UNLIKE some other European capitals which began developing their metro networks in the 19th century, Vienna was a latecomer to the metro scene, not opening its first lines until the 1970s. The network has since been consistently expanded to now reach 74.6km across five lines which carried 444 million passengers in 2012.

This expansion continues apace under the metro's fourth construction phase which commenced in 2010.

The first project to be implemented is a further extension of Line U2 from Aspernstrasse to Seestadt. The work follows a previous extension from Schottenring to Aspernstrasse which provided a third crossing of the River Danube and was completed in 2010, with Stadion station opening in May 2008 ahead of the European Football Championships which were held that summer in Austria and Switzerland.

The latest addition to the line is a completely elevated section which is due to open in October and will have an interchange with Austrian Federal Railways' (ÖBB) Stadlau - Marchegg line at the new Aspern station.
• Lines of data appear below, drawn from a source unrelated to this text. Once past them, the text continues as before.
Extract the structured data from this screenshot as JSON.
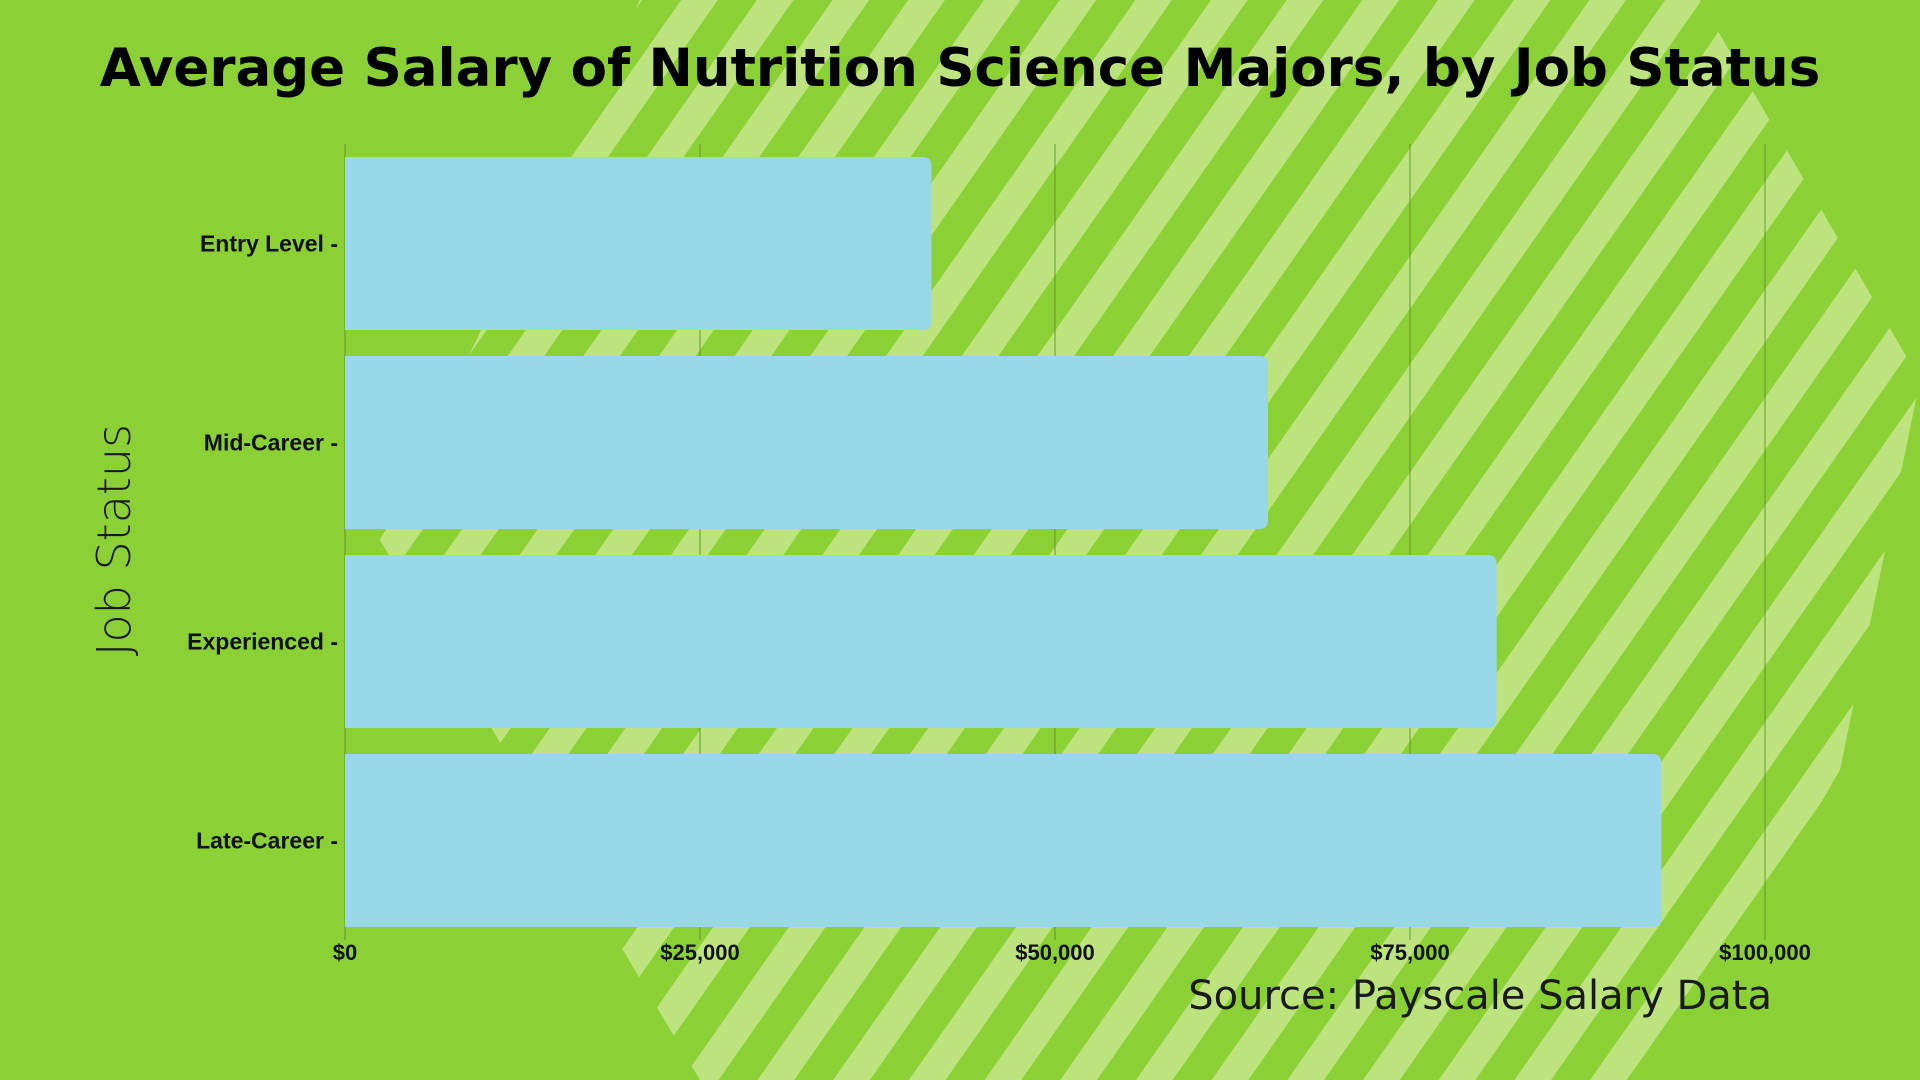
{
  "chart_data": {
    "type": "bar",
    "orientation": "horizontal",
    "title": "Average Salary of Nutrition Science Majors, by Job Status",
    "ylabel": "Job Status",
    "categories": [
      "Entry Level",
      "Mid-Career",
      "Experienced",
      "Late-Career"
    ],
    "category_tick_labels": [
      "Entry Level -",
      "Mid-Career -",
      "Experienced -",
      "Late-Career -"
    ],
    "values": [
      41300,
      65000,
      81100,
      92700
    ],
    "xlim": [
      0,
      100000
    ],
    "xticks": [
      0,
      25000,
      50000,
      75000,
      100000
    ],
    "xtick_labels": [
      "$0",
      "$25,000",
      "$50,000",
      "$75,000",
      "$100,000"
    ],
    "grid": true,
    "annotation": "Source: Payscale Salary Data"
  },
  "colors": {
    "background": "#8bd136",
    "stripe": "#bde37f",
    "bar": "#98d7e8",
    "grid": "#5a8a2a"
  }
}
This station is located east of the present S80 terminus at Hausfeldstrasse which will also be extended to the new station. Seestadt will serve a new urban development on the site of an abandoned airfield which will eventually house 20,000 people as well as new businesses that will employ 15,000. The whole area is under construction at present and will be completed in stages up to 2020.

A southern extension of Line U1 is another project included in the fourth expansion phase. Initially the extension was planned from Reumannplatz to Rothneusiedl, the planned site of a new urban development. However, due to high costs this project has been scaled back to an extension to Oberlaa which is currently served by tram Line 67 and will be abandoned once the metro extension opens in 2017. Work on the project is underway with the first section from Reumannplatz set to run in a tunnel and reach the surface north of Alaudagasse from which the line will be elevated. In order to retain the option to build a branch to Rothneusiedl at a later date, Alaudagasse station is designed to act as a future junction.

The third project of phase four is another extension of Line U2, this time from the current city-centre terminus at Karlsplatz to Gudrunstrasse, south of Vienna's new main station which is due to be completed in 2015. While construction of the new metro link will not start before 2019, there is considerable uncertainty about this project because the alignment has not yet been decided. There is a possibility that it might be abandoned in favour of tram lines.

Although the Vienna metro is quite young some sections are already in need of major refurbishment. The Reumannplatz - Stephansplatz section of Line U1, which opened in 1978, was the first section to be rebuilt and was closed for six weeks during the summer of 2012 for the work to be carried out. This was necessary to renew the concrete trackbed and to add some new points at Taubstummengasse. Signalling equipment has also been upgraded to the standards of the network's more recent lines.

Line U4 is also showing its age. It was built using the alignment of a former city railway line and suffers from frequent electrical and mechanical failures. However, it has not yet been decided whether a complete closure of certain sections will be needed to carry out repairs.

ViennametroRolling stock renewal is another major element of this refurbishment plan with the first generation of two-car class U metro trains from the 1970s now being withdrawn from service. Replacements are arriving in the shape of 44 six-car class V sets which are being delivered by Siemens with 16 more in the pipeline. One class V set is replacing two class Us and 21 of 62 class U trains currently remain in service. The class Vs are now in operation on lines U1, U2, U3 and U4, which are electrified at 750V dc third rail, with class T and T1 trains, which are in effect light rail vehicles that utilise overhead traction, used on Line U6. To combat congestion on Line U6, a further 20 class T1 cars have been ordered from Bombardier, and when introduced into service later this year and concluding in 2014, will reduce headways on the line from 3 to 2.5 minutes at peak times.

While the City of Vienna presses ahead with the improvements included in phase four, thoughts are starting to turn towards the fifth phase of the metro development plan.

Potential projects include the Rothneusiedl branch of Line U1 as well as a Line U6 extension from Floridsdorf to Stammersdorf. This project has been on the cards for some time but has been consistently held back due to a perceived lack of demand. However, the most important project of the fifth phase could be Line U5.

The idea for this line dates back to the 1960s during initial planning for the metro network. The project involves splitting Line U2 at Rathaus and building two new branches. One new branch would be built from Hernals to Rathaus and then continue on the existing U2 section from Rathaus to Karlsplatz and beyond if the extension to Gudrunstrasse is built. This would then become Line U5. The second new branch could be built from Inzersdorf to Rathaus and then continue on the existing Line U2 to Seestadt establishing the new Line U2.

Plans for phase five are still under discussion and may be changed or even abandoned depending on financial support. To date the City of Vienna has received 50% of the funds required to build its metro lines from the Austrian state. Financing agreements exist only for phase four, so phase five would require new negotiations with the Federal Ministry of Finance. But with Vienna backing its metro network to deliver the mobility required by its citizens of today and tomorrow, it will be a strong position to secure further funds.